Water is not necessarily in short supply in Uganda; however, it is not always available in the right place at the right time, a situation which is exacerbated by climate change.
This reality was recognised by the climate change response strategy and action plan in Uganda. The Ugandan Department of Water Resource Management (DWRM) under the Ministry of Water and Environment in Uganda identified the need to develop this Strategy based on evidence-based risk and vulnerability (R&V) assessment of the water sector.
This necessitated considering other sectors that are significantly water dependent, broadening the scope of the project.
The Government of Uganda contracted OneWorld in 2008 to develop a response strategy to climate change R&V, with the overall goal to develop a stakeholder-led climate change strategy and action plan for the Department of Water Resources Management.

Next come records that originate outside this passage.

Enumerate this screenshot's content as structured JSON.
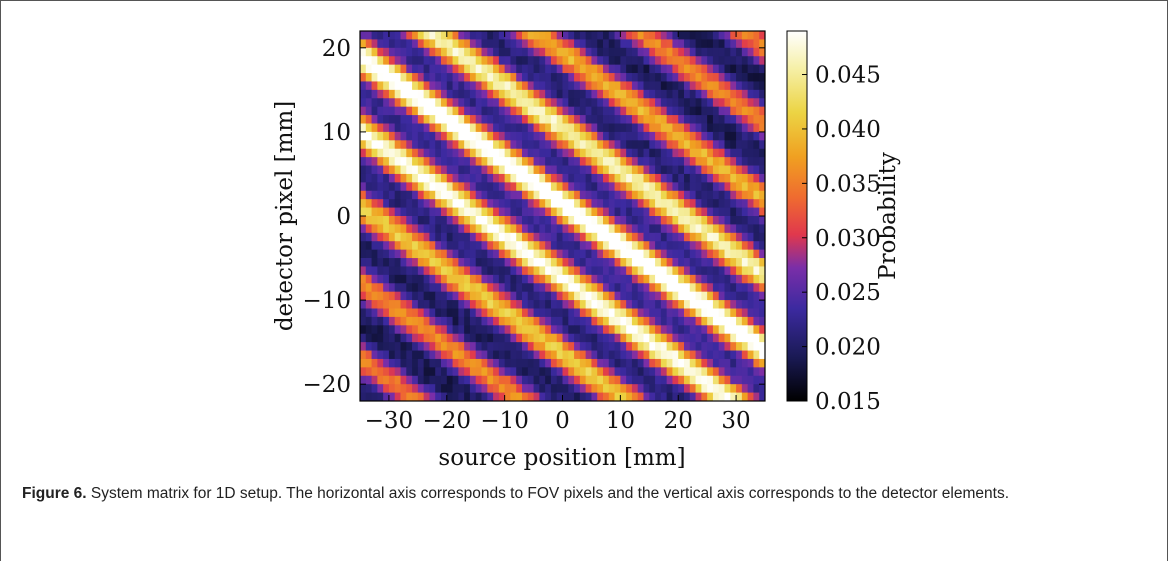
{
  "figure": {
    "caption_label": "Figure 6.",
    "caption_text": " System matrix for 1D setup. The horizontal axis corresponds to FOV pixels and the vertical axis corresponds to the detector elements."
  },
  "chart_data": {
    "type": "heatmap",
    "xlabel": "source position [mm]",
    "ylabel": "detector pixel [mm]",
    "colorbar_label": "Probability",
    "xlim": [
      -35,
      35
    ],
    "ylim": [
      -22,
      22
    ],
    "clim": [
      0.015,
      0.049
    ],
    "colormap": "CMRmap-like (black → blue/purple → red → orange → yellow → white)",
    "x_ticks": [
      -30,
      -20,
      -10,
      0,
      10,
      20,
      30
    ],
    "y_ticks": [
      -20,
      -10,
      0,
      10,
      20
    ],
    "x_tick_labels": [
      "−30",
      "−20",
      "−10",
      "0",
      "10",
      "20",
      "30"
    ],
    "y_tick_labels": [
      "−20",
      "−10",
      "0",
      "10",
      "20"
    ],
    "colorbar_ticks": [
      0.015,
      0.02,
      0.025,
      0.03,
      0.035,
      0.04,
      0.045
    ],
    "colorbar_tick_labels": [
      "0.015",
      "0.020",
      "0.025",
      "0.030",
      "0.035",
      "0.040",
      "0.045"
    ],
    "grid": false,
    "pattern": "diagonal stripes of high probability with slope ≈ −0.5 mm/mm and period ≈ 9 mm along detector axis; central band (through origin) is brightest, values decay away from center"
  },
  "colors": {
    "colormap_stops": [
      "#000000",
      "#1a1a55",
      "#3c2aa0",
      "#7a2ea8",
      "#e0384d",
      "#ef6b30",
      "#f0a021",
      "#ecd444",
      "#f6f0a8",
      "#ffffff"
    ]
  }
}
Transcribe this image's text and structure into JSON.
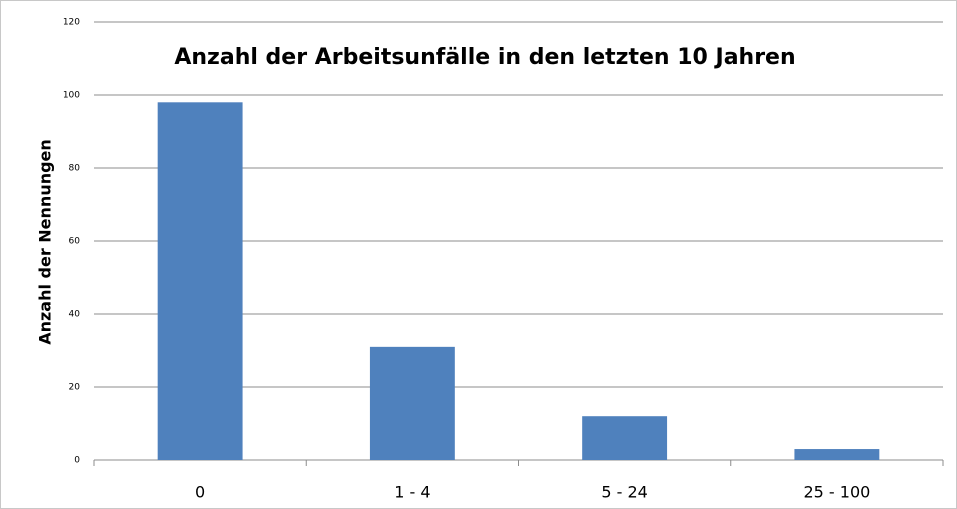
{
  "chart_data": {
    "type": "bar",
    "title": "Anzahl der Arbeitsunfälle in den letzten 10 Jahren",
    "y_label": "Anzahl der Nennungen",
    "categories": [
      "0",
      "1 - 4",
      "5 - 24",
      "25 - 100"
    ],
    "values": [
      98,
      31,
      12,
      3
    ],
    "color": "#4f81bd",
    "ylim": [
      0,
      120
    ],
    "yticks": [
      0,
      20,
      40,
      60,
      80,
      100,
      120
    ],
    "grid": true
  }
}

The first phase saw a literature review and the conducting of a R&V assessment against which to develop a strategy for DWRM. OneWorld assessed the vulnerability of the different components of the water resources sector to on-going and projected climate changes. This was supported and validated through extensive stakeholder engagement to build appropriate response strategies.
OneWorld managed the process to develop and agree the sectors climate response strategy with Government and other stakeholders as well as quantifying the related costs of priority adaptations. OneWorld additionally built capacity in stakeholders through designing and hosting five workshops (for 250 officials) with DWRM and related departments, such as Agriculture and Energy.
This work strengthened countrywide capacity to use available methodologies to understand the cascading implications of climate change in systems and sectors by applying “AIM” (Action Impacts Matrix) methodology and toolkits previously developed by OneWorld to build capacity of government officials.
The outcomes of OneWorld’s work included 2 adaptation projects available to the Ugandan Government to take to the Global Environment fund (GEF) and the Adaptation Fund, as well as a clearly defined, stakeholder-approved strategic response to climate change for the water and related sectors.
Stakeholders’ understanding of how to reduce vulnerability to climate changes and increase resilience in the affected population and other sectors was also further enhanced.